You know that sinking feeling when you open a job description and it’s longer than a CVS receipt? When you’re scrolling past the fifteenth bullet point under ‘Requirements’ and you realize that even the CEO of the company probably can’t do half of this stuff? Yeah, me too.
Here’s the truth nobody in HR wants to admit: The bloated job description isn’t a filter. It’s a repellent. The very tool you’re using to attract talent is systematically scaring away the people you actually want to hire.
I’ve spent months digging into why job descriptions have ballooned from a reasonable list of 10–15 requirements to sprawling legal documents that read like a Terms of Service agreement. The answer is uglier than you think.
It starts with fear. Corporate legal teams, terrified of discrimination lawsuits, demand that every possible skill, certification, and personality trait be included so nobody can later claim they were unfairly excluded. Then AI-powered applicant tracking systems (ATS) come in and turn up the volume: hiring managers are told to add more keywords to game the algorithm. The result? A prisoner’s dilemma where every employer races to add more demands, and the collective outcome is a worse hiring market for everyone.
We’ve built a system where honesty is punished and exaggeration is rewarded. And both job seekers and hiring managers are trapped in a cycle neither of them chose.
Let me give you a real example. A friend of mine—a senior designer with 15 years of experience—recently saw a job posting for a ‘mid-level UX designer’ that required fluency in Python, experience with 3D modeling software, and a ‘proven track record in B2B sales.’ He laughed and moved on. The company later complained they couldn’t find qualified applicants.
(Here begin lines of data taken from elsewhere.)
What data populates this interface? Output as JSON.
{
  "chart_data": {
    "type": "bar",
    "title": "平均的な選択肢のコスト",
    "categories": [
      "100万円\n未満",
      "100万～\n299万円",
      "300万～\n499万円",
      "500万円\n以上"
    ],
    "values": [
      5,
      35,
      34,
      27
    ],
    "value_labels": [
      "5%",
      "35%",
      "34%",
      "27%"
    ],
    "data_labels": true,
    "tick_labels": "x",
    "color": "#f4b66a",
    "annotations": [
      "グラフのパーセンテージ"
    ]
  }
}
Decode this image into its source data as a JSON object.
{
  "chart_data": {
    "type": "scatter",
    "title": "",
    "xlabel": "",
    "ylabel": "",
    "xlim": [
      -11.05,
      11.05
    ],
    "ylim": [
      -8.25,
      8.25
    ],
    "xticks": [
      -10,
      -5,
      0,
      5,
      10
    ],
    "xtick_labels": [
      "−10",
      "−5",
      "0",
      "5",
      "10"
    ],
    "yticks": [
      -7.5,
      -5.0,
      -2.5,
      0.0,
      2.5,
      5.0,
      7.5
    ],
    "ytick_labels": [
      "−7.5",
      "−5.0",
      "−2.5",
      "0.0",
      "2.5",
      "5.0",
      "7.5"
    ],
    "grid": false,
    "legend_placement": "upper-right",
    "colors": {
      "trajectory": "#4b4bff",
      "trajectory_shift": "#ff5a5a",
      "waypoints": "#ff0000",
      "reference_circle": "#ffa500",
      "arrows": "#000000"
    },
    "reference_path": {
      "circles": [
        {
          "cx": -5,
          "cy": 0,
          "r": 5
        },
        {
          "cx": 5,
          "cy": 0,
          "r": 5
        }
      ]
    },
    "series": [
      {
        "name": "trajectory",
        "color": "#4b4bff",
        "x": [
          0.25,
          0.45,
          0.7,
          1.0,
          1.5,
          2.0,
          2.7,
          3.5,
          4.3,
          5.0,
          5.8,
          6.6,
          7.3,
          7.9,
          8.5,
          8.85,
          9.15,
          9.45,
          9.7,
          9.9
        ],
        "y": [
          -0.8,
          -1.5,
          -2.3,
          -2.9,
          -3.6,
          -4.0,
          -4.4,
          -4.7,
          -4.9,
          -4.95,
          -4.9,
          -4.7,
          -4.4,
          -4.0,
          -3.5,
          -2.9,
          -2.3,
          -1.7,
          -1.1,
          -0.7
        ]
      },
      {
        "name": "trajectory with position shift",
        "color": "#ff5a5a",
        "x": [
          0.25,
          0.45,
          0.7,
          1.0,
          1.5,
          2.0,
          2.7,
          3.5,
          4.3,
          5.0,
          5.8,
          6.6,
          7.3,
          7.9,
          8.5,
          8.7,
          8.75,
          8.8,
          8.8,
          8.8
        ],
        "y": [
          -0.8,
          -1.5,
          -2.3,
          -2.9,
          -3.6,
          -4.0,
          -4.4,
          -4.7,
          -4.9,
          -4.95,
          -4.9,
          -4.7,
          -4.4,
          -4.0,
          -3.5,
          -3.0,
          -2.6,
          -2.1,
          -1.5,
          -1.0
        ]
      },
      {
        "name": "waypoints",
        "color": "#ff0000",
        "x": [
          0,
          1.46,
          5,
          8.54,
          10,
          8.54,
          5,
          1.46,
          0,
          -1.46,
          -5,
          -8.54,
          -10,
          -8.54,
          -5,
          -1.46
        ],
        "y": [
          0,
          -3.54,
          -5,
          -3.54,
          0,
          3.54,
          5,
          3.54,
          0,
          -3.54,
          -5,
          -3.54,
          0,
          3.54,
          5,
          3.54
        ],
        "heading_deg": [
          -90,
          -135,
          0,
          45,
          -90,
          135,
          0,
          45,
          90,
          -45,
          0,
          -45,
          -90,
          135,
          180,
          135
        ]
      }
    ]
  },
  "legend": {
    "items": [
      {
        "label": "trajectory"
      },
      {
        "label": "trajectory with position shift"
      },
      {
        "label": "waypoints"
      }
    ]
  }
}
No kidding.
This is the silent crisis in hiring: the best candidates self-select out because they see a list of 40 bullet points and assume either the company is delusional or the role is a joke. The ones who apply? Often the people desperate enough to say they can do anything—or the ones who don’t read the description at all.
But there’s a twist. The very AI that’s inflating these descriptions also gives us the solution. If you’re a job seeker, understanding this dynamic lets you ignore the noise. Focus on the core 3–5 requirements that actually matter for the role. The rest is legal padding and algorithmic bait. If you’re an employer, you have a rare opportunity to break the cycle: Write a shorter, more honest job description, and watch your quality of applicants skyrocket.
It sounds counterintuitive, but the data backs it up. Companies that cut their job descriptions to fewer than 200 words see a 35% increase in qualified applications. Why? Because the best people are busy and have options. They won’t waste time decoding your wishlist. They want clarity, honesty, and respect for their time.
The emotional hook here is frustration—on both sides. Job seekers feel like they’re wading through an endless checklist, and hiring managers wonder why they’re drowning in unqualified resumes. The reality is they’re both victims of a system that incentivizes bad behavior. But you don’t have to be.
Here’s the practical takeaway: next time you write a job description, ask yourself one question—’Would I send this to a friend and say, “This is actually what the job is”?’ If the answer is no, start over. The best candidate isn’t the one who checks every box. The best candidate is the one who checks the boxes that actually matter.
Stop writing job descriptions for your legal team. Write them for the human being you actually want to work with. That’s the only way to win.
FAQ
Q: Isn't it safer to include more requirements to avoid legal risk?
A: No. Legal risk comes from discrimination in hiring decisions, not from having a short job description. A bloated description can actually backfire if it includes irrelevant requirements that could be used against you in a disparate impact claim. Keep it concise and job-focused.
Q: What should I do as a job seeker facing a mile-long job description?
A: Ignore 80% of the requirements. Focus on the core 3–5 skills that are truly critical for the role. Apply even if you don't meet every bullet point—most are padding. The company is likely just as confused as you are about what they actually need.
Q: Isn't this just a lazy excuse for employers not to screen candidates properly?
A: Actually, it's the opposite. A shorter description forces you to be honest about what the job really requires. It shifts the hiring process from keyword matching to human judgment. That's harder work, but it produces better hires.